We cannot, consistent with Eisentrager as elucidated by Boumediene, hold that the right to the writ of habeas corpus and the constitutional protections of the Suspension Clause extend to Bagram detention facility in Afghanistan, and we therefore must reverse the decision of the district court denying the motion of the United States to dismiss the petitions.

Now, as the detainees argued, this basically means that the US can avoid any legal obligation to give detainees some kind of legal review by keeping detainees at Bagram or, possibly, taking them there, into a theater of war, so as to deprive them of a right to habeas. In rejecting this argument, the Circuit got a little silly.

We do not ignore the arguments of the detainees that the United States chose the place of detention and might be able “to evade judicial review of Executive detention decisions by transferring detainees into active conflict zones, thereby granting the Executive the power to switch the Constitution on or off at will.” Brief of Appellees at 34 (quotation marks and citation omitted). However, that is not what happened here. Indeed, without dismissing the legitimacy or sincerity of appellees’ concerns, we doubt that this fact goes to either the second or third of the Supreme Court’s enumerated factors. We need make no determination on the importance of this possibility, given that it remains only a possibility; its resolution can await a case in which the claim is a reality rather than a speculation.

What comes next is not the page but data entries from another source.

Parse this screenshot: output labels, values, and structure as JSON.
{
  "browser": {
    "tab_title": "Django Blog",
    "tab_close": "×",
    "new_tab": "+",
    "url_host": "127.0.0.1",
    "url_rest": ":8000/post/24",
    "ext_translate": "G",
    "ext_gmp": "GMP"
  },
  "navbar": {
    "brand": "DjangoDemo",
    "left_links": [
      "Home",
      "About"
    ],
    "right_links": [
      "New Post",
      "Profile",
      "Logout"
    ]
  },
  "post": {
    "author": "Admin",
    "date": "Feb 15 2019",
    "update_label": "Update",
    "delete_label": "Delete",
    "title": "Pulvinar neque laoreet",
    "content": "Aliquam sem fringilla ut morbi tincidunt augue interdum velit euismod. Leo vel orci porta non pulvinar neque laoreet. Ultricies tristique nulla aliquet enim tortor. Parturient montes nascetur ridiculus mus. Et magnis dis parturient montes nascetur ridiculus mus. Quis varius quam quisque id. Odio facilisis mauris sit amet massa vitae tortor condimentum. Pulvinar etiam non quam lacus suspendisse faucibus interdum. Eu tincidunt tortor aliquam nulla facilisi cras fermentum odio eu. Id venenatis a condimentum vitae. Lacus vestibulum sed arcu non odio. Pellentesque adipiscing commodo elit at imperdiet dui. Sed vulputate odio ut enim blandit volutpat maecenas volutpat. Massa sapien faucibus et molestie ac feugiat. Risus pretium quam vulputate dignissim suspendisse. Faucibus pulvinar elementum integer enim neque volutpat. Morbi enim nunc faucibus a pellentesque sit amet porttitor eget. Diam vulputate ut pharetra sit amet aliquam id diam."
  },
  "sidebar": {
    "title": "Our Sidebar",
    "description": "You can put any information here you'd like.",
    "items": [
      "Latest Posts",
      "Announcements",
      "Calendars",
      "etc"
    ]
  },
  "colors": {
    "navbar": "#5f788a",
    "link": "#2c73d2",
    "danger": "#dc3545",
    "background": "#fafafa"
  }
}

In so stating, we note that the Supreme Court did not dictate that the three enumerated factors are exhaustive. It only told us that “at least three factors” are relevant. Boumediene, 128 S. Ct. at 2259 (emphasis added). Perhaps such manipulation by the Executive might constitute an additional factor in some case in which it is in fact present. However, the notion that the United States deliberately confined the detainees in the theater of war rather than at, for example, Guantanamo, is not only unsupported by the evidence, it is not supported by reason. To have made such a deliberate decision to “turn off the Constitution” would have required the military commanders or other Executive officials making the situs determination to anticipate the complex litigation history set forth above and predict the Boumediene decision long before it came down.

Yes, it is true that the US has detained these men in Bagram since before the Boumediene decision. But to suggest the Bush and Obama Administrations haven’t, constantly and repeatedly, been making these kinds of calculations is simply naive. Furthermore, the decision to take these men to Afghanistan–particularly Amin Al-Bakri, a Yemeni captured in Thailand–was clearly a decision to take them outside the realm of existing sovereign nations that were not then at war.

Plus, unless SCOTUS overturns this, this is just an open invitation to take men from Gitmo (for example, Abu Zubaydah’s lawyer signed an amicus brief on this case) and deposit them in Bagram to take them beyond the reach of US law. Not US transportation and control mind you, just US law.